Texas law S.B. 8 bans pre-viability abortions, which is something that Texas lawmakers are specifically prohibited from doing under existing U.S. Supreme Court precedent. To dodge legal accountability in federal court, those state lawmakers outsourced S.B. 8's enforcement to private actors. According to the law, "any person" may sue "any person who…aids or abets the performance or inducement of abortion" and win at least a $10,000 bounty plus legal fees if the civil suit is successful. Because no state official is doing the enforcing, Texas maintains, no state official may face a pre-enforcement proceeding in federal court over this obvious denial of a judicially recognized constitutional right.
The U.S. Supreme Court heard oral arguments today in two related cases that question whether Texas' novel legal scheme should be allowed to stand. Justice Brett Kavanaugh cut to the heart of the matter, asking Texas Solicitor General Judd Stone about "the implications of your position for other constitutional rights."
What if a state passed a law that says "everyone who sells an AR-15 is liable for a million dollars to any citizen," Kavanaugh asked the Texas official. "Would that kind of law be exempt from pre-enforcement review in federal court?"
Stone conceded that his theory would shield that gun control law too. "My answers on whether or not federal court review is available does not turn on the nature of the right," he told Kavanaugh.

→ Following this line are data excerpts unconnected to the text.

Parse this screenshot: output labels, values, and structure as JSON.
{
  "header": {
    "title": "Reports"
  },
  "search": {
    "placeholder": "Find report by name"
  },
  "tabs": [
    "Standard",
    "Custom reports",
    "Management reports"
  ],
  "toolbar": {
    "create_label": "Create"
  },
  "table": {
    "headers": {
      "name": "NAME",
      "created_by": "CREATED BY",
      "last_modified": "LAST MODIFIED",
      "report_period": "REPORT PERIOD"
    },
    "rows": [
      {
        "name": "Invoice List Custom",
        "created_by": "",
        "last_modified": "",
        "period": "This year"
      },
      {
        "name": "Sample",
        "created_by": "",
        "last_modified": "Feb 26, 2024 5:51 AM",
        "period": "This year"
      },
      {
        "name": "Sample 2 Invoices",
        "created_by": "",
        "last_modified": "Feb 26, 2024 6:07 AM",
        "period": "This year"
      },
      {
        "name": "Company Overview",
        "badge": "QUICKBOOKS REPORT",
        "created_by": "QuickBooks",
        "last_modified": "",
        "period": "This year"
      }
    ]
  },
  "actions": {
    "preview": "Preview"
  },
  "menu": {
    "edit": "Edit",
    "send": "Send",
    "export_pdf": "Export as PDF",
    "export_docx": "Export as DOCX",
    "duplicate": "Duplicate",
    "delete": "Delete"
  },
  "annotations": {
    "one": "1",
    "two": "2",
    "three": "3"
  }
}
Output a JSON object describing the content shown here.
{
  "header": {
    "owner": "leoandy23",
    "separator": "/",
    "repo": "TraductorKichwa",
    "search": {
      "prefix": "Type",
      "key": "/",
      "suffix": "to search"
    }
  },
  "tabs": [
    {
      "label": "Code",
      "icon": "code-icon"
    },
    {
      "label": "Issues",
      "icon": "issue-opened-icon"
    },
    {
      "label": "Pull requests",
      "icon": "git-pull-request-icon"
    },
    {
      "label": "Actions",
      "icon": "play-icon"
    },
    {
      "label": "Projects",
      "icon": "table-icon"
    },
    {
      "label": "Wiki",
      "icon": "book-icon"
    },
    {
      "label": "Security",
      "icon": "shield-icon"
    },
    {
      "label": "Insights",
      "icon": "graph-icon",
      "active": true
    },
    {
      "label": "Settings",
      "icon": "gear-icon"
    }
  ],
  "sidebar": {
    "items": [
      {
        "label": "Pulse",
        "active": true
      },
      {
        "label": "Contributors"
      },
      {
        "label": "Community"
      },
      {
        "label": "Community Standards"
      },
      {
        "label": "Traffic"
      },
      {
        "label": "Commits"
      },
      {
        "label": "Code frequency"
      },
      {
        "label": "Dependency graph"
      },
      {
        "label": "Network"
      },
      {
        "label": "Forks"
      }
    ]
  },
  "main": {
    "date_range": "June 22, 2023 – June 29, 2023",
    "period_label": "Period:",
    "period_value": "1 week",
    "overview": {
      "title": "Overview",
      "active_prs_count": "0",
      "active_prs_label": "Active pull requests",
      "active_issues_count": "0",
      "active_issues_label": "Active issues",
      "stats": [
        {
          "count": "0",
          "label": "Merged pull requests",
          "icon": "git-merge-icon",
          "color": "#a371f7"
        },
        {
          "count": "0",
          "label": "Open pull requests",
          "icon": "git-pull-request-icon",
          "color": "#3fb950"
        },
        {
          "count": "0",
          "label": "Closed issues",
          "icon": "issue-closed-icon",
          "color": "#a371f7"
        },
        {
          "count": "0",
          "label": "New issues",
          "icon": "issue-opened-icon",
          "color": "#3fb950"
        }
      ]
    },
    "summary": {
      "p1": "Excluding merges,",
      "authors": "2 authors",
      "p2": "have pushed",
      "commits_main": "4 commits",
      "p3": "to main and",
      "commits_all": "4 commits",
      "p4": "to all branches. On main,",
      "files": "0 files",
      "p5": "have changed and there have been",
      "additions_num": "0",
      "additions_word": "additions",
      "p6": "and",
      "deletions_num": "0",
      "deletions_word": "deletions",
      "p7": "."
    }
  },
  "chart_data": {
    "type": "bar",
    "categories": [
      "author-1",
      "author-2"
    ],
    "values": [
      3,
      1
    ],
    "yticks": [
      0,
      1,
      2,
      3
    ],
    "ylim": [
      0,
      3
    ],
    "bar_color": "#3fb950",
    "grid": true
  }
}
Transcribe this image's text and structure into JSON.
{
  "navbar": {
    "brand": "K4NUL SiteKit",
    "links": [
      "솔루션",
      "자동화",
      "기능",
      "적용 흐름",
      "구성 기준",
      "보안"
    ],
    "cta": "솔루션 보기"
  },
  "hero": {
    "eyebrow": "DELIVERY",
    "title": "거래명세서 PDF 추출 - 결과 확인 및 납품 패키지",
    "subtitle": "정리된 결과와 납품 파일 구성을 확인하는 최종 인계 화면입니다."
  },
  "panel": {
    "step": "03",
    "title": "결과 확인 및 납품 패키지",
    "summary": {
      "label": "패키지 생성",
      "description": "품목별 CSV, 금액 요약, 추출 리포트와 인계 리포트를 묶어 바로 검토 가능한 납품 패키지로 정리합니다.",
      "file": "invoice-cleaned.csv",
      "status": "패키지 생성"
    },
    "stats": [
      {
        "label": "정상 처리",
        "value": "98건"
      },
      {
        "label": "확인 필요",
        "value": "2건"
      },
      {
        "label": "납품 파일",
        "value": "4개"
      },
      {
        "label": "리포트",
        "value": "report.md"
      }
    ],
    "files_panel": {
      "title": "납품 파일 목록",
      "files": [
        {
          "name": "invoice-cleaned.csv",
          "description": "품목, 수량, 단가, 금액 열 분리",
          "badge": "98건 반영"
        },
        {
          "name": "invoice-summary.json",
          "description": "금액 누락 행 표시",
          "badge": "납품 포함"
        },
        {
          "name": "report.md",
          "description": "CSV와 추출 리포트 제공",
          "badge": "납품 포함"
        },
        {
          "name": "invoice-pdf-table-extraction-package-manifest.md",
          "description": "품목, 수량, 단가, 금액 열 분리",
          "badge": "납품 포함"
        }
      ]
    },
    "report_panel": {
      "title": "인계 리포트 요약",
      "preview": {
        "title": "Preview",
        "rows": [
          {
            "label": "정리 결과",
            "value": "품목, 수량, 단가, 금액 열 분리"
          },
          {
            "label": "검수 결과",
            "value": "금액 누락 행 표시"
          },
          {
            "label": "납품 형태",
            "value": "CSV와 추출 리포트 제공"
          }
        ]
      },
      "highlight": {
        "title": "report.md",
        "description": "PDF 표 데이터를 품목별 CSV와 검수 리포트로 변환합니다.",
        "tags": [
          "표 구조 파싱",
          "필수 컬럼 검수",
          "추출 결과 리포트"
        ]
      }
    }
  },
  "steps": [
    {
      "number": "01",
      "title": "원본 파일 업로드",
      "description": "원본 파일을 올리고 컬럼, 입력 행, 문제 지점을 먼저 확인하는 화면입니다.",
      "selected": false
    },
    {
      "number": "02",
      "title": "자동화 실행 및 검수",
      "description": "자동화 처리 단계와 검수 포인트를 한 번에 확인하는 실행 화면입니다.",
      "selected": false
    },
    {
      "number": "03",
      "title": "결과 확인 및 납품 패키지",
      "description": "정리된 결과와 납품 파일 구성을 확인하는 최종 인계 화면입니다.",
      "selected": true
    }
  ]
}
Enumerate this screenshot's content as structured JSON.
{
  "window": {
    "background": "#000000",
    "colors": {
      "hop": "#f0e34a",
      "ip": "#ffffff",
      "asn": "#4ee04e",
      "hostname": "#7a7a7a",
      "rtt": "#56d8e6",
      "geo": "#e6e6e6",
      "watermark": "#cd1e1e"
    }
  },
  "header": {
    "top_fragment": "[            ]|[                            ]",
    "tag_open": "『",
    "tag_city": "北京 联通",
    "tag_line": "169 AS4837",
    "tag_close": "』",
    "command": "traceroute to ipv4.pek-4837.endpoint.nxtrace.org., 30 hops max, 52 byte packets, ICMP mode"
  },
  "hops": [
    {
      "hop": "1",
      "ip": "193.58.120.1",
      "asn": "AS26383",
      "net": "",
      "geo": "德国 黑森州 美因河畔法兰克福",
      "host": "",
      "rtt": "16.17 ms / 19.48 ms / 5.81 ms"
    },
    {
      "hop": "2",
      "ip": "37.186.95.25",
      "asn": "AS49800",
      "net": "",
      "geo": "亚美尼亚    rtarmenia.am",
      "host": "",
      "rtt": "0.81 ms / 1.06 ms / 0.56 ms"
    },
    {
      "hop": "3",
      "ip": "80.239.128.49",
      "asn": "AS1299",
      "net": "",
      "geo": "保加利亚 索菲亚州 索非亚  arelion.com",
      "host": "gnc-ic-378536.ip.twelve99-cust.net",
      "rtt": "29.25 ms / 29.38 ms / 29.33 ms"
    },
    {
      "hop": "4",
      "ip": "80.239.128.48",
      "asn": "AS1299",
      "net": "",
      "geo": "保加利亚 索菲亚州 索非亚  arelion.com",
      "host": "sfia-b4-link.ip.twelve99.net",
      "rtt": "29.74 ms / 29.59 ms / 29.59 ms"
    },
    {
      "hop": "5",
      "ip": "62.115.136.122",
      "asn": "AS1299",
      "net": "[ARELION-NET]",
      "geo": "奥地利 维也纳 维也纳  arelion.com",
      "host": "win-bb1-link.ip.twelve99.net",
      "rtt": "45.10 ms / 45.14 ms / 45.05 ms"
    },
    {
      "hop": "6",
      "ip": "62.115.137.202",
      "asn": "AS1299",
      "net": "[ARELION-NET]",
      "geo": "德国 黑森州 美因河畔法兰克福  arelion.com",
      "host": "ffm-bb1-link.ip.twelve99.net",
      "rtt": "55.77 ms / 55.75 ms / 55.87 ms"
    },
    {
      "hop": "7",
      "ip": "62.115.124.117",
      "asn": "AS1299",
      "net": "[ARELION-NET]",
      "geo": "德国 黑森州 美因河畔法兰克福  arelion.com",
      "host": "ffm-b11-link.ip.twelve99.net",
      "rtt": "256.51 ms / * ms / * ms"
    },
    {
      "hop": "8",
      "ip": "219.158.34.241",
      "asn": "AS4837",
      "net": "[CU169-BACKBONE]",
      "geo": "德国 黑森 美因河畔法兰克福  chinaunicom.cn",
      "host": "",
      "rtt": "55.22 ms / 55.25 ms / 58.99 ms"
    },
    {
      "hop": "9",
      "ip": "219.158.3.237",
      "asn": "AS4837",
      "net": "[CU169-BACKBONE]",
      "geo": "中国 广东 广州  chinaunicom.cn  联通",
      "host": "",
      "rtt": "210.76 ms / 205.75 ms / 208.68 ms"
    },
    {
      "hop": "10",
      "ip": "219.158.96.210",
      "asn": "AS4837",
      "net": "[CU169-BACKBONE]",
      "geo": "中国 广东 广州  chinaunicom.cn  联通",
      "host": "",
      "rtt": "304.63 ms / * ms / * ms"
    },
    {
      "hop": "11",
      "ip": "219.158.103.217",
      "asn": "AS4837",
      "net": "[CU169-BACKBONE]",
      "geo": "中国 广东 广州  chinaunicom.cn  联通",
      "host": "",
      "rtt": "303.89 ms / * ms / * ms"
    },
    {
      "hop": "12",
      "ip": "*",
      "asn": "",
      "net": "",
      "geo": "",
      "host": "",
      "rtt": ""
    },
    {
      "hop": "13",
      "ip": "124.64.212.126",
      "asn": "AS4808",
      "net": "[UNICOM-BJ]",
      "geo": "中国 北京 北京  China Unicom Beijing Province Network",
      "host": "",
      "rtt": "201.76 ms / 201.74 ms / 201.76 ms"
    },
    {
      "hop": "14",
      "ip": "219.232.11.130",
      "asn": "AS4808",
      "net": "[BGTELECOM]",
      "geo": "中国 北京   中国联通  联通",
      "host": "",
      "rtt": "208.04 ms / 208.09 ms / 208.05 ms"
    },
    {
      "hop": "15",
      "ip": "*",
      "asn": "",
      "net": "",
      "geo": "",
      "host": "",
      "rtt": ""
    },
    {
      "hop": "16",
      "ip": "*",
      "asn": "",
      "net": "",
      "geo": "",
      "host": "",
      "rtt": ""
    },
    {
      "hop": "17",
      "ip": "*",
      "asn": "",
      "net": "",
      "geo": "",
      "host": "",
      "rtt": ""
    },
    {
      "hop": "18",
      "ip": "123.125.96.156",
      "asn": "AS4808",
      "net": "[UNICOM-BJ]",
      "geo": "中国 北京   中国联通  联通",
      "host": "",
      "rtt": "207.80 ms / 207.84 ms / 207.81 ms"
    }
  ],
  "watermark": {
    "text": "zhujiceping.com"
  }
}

So "Second Amendment rights, free exercise of religion rights, free speech rights," Kavanaugh emphasized, could all "be targeted by other states" using the Texas abortion law as a model. "And you also said that the amount of the penalty doesn't matter, a million dollars per sale," Kavanaugh added. "A state passes a law [that says] anyone who declines to provide a good or service for use in a same-sex marriage, a million dollars if sued by anyone in the state, that's exempt from pre-enforcement review?"
"Is that a yes?" Kavanaugh pressed the Texas official.
"Yes, your honor," Stone replied.
Later, Justice Sonia Sotomayor picked up on Kavanaugh's line of questioning. "A state dissatisfied with [District of Columbia v.] Heller says anyone who possesses a firearm anywhere is subject to litigation by any private citizen anywhere in the country and gets a million-dollar bounty," Sotomayor said to Stone. "So this is not limited to abortion." This is about any right "that a state is dissatisfied with."
"Your point," Sotomayor told Stone, "is that no matter how much a state intends to chill the exercise of a constitutional right…that does not give anyone a right to a federal forum when the state has deputized every citizen to act on its behalf."
Kavanaugh and Sotomayor are correct. If allowed to stand, the structure of S.B. 8 will be copied by every state legislature that wants to restrict an unpopular right that the Supreme Court has recognized. That outcome should worry Americans of all political stripes.